After ticking up this morning, our REITs continue to get hit a bit, indicating that at least a certain body of traders is looking for a little more beta in their investments.
For the uninitiated, “beta” is simply a measure of the price volatility of a given investment. A beta of 1.0 is considered average or normal; less than 1.0, say 0.85 is lower than normal; 1.25 is higher than normal; and 2.5 is way higher than normal. The higher the beta, the faster a stock moves up or down within market context. A lower beta stock, however—typically a utility stock these days—moves up and down more slowly than the market as a whole.
REITs, like utilities, tend to have a low beta, making them more stable in an uncertain market, protected as they are—like utilities—by high dividends. High beta stocks, like AAPL, pay lower dividends or no dividends at all and are prized for the violence of their movement up or down, which often makes them better as short term rather than long term plays since you have to trade them more frequently to protect yourself from the occasional violent downdraft. Like the one AAPL is experiencing today.
In any event, we’ll stick with our REITs for now since we think this market is headed for a correction soon as Congress begins to slug it out over the budget out at the OK Corral, otherwise known as Capitol Hill. The large dividends we’re currently collecting in this sector will make the occasional hits upside the heads of these stocks a lot easier to take, at least in the short run. Ditto the oil and gas MLPs (Master Limited Partnerships) we’re currently holding.
As far as everything else is concerned, the market really feels toppy, and Friday might be a good day for at least a brief correction to begin.

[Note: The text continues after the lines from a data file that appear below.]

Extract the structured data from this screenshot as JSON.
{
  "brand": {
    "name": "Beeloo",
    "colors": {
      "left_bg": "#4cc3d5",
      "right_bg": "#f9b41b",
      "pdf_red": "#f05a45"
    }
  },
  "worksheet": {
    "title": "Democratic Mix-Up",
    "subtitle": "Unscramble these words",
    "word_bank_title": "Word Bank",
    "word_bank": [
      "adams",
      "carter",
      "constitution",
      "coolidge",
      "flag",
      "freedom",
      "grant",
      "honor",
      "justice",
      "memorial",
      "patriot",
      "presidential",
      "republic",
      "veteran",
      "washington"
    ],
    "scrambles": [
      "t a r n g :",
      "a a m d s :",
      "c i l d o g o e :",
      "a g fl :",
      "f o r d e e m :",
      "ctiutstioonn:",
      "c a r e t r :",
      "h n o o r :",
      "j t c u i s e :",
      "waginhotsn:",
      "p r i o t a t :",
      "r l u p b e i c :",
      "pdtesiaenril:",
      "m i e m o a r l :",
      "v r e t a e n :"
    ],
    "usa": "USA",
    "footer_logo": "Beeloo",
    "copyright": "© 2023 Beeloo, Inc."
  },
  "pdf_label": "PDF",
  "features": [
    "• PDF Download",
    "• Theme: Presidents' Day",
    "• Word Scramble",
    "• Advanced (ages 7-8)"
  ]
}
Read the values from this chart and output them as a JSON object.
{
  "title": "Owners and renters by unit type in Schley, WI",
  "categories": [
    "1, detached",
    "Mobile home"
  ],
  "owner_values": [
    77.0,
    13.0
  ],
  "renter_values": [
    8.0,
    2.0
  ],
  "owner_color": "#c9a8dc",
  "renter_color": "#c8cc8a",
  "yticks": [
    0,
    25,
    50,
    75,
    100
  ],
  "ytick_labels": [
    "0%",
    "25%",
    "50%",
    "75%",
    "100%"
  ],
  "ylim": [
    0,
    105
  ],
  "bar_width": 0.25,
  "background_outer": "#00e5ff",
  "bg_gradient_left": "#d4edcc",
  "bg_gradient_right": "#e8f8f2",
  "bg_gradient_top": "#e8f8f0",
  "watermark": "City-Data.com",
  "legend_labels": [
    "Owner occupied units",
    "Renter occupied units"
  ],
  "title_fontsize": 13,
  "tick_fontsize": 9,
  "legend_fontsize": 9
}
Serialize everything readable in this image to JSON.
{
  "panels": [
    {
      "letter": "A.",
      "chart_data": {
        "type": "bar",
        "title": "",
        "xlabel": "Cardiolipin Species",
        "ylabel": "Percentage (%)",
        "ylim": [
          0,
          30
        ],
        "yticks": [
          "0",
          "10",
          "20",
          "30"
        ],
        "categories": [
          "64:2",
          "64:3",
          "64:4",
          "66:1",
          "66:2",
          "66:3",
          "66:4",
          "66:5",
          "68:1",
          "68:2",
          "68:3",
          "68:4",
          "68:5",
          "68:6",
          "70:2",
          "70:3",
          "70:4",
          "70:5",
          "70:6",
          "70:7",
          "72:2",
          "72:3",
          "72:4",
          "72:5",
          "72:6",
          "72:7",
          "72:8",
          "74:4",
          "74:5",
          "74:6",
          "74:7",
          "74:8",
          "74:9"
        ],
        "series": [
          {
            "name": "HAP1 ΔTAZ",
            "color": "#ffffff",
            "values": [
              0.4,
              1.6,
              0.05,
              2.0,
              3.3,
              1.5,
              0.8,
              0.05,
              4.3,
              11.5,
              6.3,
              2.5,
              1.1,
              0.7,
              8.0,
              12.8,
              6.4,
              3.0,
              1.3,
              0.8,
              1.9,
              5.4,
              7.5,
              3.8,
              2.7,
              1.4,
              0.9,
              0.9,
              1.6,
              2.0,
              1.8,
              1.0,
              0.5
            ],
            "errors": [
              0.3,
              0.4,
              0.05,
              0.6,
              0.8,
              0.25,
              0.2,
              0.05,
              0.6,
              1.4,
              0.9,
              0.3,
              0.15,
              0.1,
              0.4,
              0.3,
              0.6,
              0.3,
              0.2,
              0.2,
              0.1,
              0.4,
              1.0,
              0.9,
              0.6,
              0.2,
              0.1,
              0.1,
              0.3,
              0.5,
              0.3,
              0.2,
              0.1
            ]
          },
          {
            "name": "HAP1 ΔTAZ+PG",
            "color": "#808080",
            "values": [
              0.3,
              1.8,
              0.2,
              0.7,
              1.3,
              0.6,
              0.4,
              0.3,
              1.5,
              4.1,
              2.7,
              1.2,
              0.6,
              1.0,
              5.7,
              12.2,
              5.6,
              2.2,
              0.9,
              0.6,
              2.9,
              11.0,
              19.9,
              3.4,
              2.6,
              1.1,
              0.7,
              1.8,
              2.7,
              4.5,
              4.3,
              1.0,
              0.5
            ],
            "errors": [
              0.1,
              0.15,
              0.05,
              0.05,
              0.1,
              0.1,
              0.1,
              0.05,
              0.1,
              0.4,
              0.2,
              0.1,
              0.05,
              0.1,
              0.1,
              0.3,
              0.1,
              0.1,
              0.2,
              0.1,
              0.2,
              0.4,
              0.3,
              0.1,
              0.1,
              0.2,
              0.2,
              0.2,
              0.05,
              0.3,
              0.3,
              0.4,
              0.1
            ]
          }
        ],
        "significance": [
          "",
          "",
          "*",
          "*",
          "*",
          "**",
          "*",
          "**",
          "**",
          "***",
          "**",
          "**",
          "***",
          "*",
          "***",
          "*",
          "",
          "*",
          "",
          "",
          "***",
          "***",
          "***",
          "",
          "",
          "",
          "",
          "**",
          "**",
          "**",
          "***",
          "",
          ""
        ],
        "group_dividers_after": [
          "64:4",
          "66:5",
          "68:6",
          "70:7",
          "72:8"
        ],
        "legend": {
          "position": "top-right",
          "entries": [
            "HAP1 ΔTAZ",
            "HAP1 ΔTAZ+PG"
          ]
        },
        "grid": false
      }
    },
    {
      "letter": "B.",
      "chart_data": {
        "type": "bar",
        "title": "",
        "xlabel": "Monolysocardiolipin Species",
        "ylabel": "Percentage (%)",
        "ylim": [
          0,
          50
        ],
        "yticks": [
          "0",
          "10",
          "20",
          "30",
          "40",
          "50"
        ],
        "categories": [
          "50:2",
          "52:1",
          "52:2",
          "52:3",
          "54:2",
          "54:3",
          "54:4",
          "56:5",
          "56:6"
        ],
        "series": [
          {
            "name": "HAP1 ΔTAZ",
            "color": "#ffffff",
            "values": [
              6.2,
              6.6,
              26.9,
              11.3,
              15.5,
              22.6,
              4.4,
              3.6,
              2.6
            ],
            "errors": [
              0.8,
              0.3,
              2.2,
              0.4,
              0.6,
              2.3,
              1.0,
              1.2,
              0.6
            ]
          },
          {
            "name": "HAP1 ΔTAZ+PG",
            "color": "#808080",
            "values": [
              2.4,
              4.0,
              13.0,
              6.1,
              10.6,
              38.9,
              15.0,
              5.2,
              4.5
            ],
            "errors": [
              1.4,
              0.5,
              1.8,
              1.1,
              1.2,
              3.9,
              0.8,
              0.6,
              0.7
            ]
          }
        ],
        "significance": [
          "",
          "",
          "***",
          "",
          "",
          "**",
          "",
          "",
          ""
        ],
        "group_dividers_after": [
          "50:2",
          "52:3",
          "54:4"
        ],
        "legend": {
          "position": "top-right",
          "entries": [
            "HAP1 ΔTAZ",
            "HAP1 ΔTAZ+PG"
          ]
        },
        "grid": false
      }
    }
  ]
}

UPDATE: The imminent correction may already be rearing its ugly collective head. We’ve been held up on finishing this column today, and at approximately 2:15 p.m., the Dow, while still up, is looking wobbly, and the NASDAQ is really in disaster territory today due to a poisoned AAPL. Have a good one, and continue to lighten up. When the correction hits, it likely won’t be very pretty.
Disclaimer: The author of this column maintains several active trading and investment portfolios and owns residential and investment real estate.
Any positions mentioned above describe this author’s own investment decisions and should not be construed as either buy or sell recommendations. The current market is highly treacherous and all investors travel at their own risk, so caution should be exercised at all times.
Illustrations, charts, commentary, and analysis are only the author’s view of current or historical market activity and don’t constitute a recommendation to buy or sell any security or contract. Views, indications, and analysis aren’t necessarily predictive of any future market or government action. Rather they indicate the author’s opinion as to a range of possibilities that may occur going forward.
References to other reporters, analysts, pundits, or commentators are illustrative only and do not necessarily represent an endorsement of such individuals’ points of view. If specific investment vehicles are mentioned in any ar500ticle under this column heading, the author will always fully disclose any active or contemplated investments in said vehicles.